As of 2011, the two series include more than 800 volumes (a few more Greek than Latin). The current goal of the collection is "to publish everything written in Greek and Latin before the reign of the Emperor Justinian (in the 6th century)". However, Christian writers, although originally fully within the intended range of publications, editorial beginning, are largely left to the Sources chrétiennes collection of Éditions du Cerf. Only the literary writings of the Church Fathers, such as the Confessions of Saint Augustine, have been or will be published in the Collection des universités de France.

Since 2006, some of the Latin and Greek works have been reprinted without the critical apparatus in the series Classiques en poche (pocket classics) headed by Hélène Monsacré, with updated translations and where applicable revised texts, for example the translation by Olivier Sers of Petronius' Satyricon.

=== Les Belles Lettres English (Classical Wisdom Weekly)===

In 2012, Les Belles Lettres English was established in order to create an English newsletter and website called Classical Wisdom Weekly. The website launched on 6 November 2012 and is dedicated to promoting and teaching Ancient Greek and Latin literature. The tagline for Classical Wisdom Weekly is "Ancient Wisdom for Modern Minds".

=== Other collections ===

There are also bilingual collections on the history of France, classic medieval texts and classics of English literature (including a bilingual edition of the complete works of Shakespeare) and Chinese Literature. In addition, the company publishes older French authors such as François de Malherbe.

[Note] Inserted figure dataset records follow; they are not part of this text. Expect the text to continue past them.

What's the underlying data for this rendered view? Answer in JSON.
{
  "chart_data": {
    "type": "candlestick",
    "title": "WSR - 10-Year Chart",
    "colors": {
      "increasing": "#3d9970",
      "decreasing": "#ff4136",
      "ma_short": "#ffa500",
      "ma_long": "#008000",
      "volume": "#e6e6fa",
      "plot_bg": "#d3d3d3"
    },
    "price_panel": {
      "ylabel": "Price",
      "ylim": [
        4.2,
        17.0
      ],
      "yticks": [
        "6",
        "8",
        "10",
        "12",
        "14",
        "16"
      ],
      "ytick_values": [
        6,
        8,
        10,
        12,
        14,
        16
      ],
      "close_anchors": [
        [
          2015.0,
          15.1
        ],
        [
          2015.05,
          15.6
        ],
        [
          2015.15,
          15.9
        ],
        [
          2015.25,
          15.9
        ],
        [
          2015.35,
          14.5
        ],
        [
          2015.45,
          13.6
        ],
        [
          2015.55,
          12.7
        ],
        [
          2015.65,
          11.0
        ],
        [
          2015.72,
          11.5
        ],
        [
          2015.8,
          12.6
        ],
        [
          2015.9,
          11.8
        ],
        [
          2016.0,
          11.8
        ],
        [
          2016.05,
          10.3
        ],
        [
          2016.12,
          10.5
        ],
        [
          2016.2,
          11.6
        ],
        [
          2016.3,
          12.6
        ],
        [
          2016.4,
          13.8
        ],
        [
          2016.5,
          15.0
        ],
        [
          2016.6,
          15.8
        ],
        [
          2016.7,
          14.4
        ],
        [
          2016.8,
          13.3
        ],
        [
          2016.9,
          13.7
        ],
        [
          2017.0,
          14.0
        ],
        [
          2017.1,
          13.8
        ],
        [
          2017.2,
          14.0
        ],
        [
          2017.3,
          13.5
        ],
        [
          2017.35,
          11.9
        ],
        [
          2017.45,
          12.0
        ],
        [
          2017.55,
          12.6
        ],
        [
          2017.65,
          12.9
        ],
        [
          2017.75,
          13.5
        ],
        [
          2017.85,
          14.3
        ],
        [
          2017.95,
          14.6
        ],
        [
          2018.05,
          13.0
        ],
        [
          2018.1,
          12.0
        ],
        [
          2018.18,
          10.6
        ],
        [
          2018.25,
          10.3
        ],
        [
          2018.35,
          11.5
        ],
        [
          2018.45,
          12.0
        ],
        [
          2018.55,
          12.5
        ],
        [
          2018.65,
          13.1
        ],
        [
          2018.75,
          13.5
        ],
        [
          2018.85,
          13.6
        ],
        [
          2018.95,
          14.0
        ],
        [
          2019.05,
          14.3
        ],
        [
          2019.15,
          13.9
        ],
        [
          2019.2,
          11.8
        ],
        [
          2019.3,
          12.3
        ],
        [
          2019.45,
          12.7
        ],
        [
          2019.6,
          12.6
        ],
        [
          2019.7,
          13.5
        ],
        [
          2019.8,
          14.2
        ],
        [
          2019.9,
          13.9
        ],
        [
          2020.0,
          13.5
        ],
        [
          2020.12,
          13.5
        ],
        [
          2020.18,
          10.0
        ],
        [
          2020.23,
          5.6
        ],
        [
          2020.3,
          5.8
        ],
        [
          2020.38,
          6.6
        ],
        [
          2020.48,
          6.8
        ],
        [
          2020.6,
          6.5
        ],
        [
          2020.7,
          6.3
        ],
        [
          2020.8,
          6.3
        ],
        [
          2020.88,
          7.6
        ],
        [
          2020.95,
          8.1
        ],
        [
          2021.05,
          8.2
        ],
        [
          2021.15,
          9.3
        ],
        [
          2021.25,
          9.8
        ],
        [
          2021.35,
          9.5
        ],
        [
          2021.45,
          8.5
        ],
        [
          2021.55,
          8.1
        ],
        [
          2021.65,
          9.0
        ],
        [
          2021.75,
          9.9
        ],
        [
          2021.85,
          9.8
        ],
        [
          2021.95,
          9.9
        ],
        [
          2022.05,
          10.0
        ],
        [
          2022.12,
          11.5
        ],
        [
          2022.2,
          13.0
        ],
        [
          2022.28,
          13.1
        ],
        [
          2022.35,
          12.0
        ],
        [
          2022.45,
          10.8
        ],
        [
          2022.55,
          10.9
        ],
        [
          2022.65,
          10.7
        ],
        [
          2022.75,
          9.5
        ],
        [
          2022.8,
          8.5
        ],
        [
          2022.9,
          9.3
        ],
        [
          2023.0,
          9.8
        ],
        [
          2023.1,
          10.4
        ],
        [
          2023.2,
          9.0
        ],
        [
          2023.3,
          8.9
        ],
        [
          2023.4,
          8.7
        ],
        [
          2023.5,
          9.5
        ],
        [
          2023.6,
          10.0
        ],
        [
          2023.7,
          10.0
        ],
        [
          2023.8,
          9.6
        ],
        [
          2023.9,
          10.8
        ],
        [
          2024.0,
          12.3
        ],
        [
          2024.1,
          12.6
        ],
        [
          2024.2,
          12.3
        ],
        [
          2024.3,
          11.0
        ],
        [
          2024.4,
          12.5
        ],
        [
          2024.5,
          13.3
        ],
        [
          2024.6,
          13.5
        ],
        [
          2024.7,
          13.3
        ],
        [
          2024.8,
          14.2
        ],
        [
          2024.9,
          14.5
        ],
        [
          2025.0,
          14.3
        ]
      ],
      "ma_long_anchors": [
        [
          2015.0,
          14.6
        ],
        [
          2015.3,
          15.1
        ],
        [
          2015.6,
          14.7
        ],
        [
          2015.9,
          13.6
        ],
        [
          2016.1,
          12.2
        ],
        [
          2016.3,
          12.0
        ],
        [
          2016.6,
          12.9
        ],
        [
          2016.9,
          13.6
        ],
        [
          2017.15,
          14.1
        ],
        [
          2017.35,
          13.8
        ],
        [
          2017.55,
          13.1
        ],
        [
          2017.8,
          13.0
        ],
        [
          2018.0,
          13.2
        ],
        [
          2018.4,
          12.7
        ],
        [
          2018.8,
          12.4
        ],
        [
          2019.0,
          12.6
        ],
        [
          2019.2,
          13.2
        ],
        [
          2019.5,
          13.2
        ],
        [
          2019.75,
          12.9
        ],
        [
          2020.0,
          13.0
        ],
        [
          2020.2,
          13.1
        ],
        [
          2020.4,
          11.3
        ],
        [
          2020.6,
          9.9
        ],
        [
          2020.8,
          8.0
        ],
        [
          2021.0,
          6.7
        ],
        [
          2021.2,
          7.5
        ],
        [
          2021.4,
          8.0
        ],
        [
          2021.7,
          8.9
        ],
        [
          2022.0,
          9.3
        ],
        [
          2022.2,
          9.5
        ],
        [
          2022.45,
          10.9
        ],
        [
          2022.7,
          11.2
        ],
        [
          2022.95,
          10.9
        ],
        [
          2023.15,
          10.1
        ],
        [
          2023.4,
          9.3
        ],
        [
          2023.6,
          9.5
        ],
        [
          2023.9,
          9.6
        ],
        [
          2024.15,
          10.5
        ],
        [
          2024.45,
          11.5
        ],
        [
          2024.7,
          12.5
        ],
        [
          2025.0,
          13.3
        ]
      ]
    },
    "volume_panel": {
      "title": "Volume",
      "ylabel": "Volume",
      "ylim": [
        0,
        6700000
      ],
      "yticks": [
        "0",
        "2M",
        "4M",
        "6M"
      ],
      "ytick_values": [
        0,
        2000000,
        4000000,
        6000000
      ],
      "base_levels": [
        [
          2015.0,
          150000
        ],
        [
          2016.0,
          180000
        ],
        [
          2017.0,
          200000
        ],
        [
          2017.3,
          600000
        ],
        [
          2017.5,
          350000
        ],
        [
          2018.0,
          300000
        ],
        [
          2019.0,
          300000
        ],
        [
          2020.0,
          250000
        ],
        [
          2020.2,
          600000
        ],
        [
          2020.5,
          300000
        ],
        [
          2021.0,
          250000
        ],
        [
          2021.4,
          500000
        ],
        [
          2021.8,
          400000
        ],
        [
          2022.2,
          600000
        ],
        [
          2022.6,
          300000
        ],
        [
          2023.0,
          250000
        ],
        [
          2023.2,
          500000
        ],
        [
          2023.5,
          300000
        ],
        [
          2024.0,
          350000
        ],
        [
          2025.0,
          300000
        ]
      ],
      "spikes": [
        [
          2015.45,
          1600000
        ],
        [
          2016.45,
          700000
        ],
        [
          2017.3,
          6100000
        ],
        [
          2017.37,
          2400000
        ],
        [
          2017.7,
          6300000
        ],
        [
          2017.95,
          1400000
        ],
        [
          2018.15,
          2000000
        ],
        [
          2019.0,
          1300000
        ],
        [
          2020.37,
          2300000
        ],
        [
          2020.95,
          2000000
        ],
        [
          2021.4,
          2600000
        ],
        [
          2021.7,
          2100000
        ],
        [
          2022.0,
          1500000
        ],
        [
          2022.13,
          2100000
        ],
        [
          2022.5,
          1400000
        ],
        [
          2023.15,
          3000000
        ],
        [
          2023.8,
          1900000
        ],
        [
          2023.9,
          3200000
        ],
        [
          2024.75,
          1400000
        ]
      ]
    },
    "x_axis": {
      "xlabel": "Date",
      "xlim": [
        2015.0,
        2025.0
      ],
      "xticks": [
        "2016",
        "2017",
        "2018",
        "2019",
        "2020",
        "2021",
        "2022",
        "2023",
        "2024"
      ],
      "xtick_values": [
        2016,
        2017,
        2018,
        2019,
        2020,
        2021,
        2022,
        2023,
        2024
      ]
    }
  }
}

- Confluents psychanalytiques, launched in 1976.
- Realia, headed by Jean-Noël Robert and launched in 1983, includes his Les Plaisirs à Rome.
- Bibliothèque chinoise (漢文法譯書庫), headed by Anne Cheng, Marc Kalinowski and Stephane Feuillas, and launched in 2010.
- Histoire features works by French historians such as Pierre Vidal-Naquet and numerous translations of foreign works.
- Science et Humanisme includes editions and translations of scientific texts of the Renaissance and the Age of Reason, by authors including Galileo, Johannes Kepler, Campanella and Sir Isaac Newton.
- La Roue à livres consists of translations of works by ancient and Renaissance authors, but without the original text.
- L’âne d’or features works from the history of ideas, in particular Immanuel Kant, Giordano Bruno, astronomy, and the history of medicine.
- Classiques du Nord, headed by Régis Boyer, publishes translations of Danish, Swedish, Norwegian and Icelandic literature.
- Guides Belles Lettres des civilisations covers periods and places including pre-Columbian America, Viking Iceland, and Brahmin India.
- Laissez faire, headed by François Guillaumat, and Bibliothèque classique de la liberté, headed by Alain Laurent, publish liberal authors such as Frederic Bastiat, Yves Guyot and Benjamin Constant.

Les Belles Lettres has also published outside its collections bilingual critical editions of the complete works of Giordano Bruno and of Petrarch, and less known writers including Jean-Edern Hallier, Philippe Leotard and Francis Lalanne.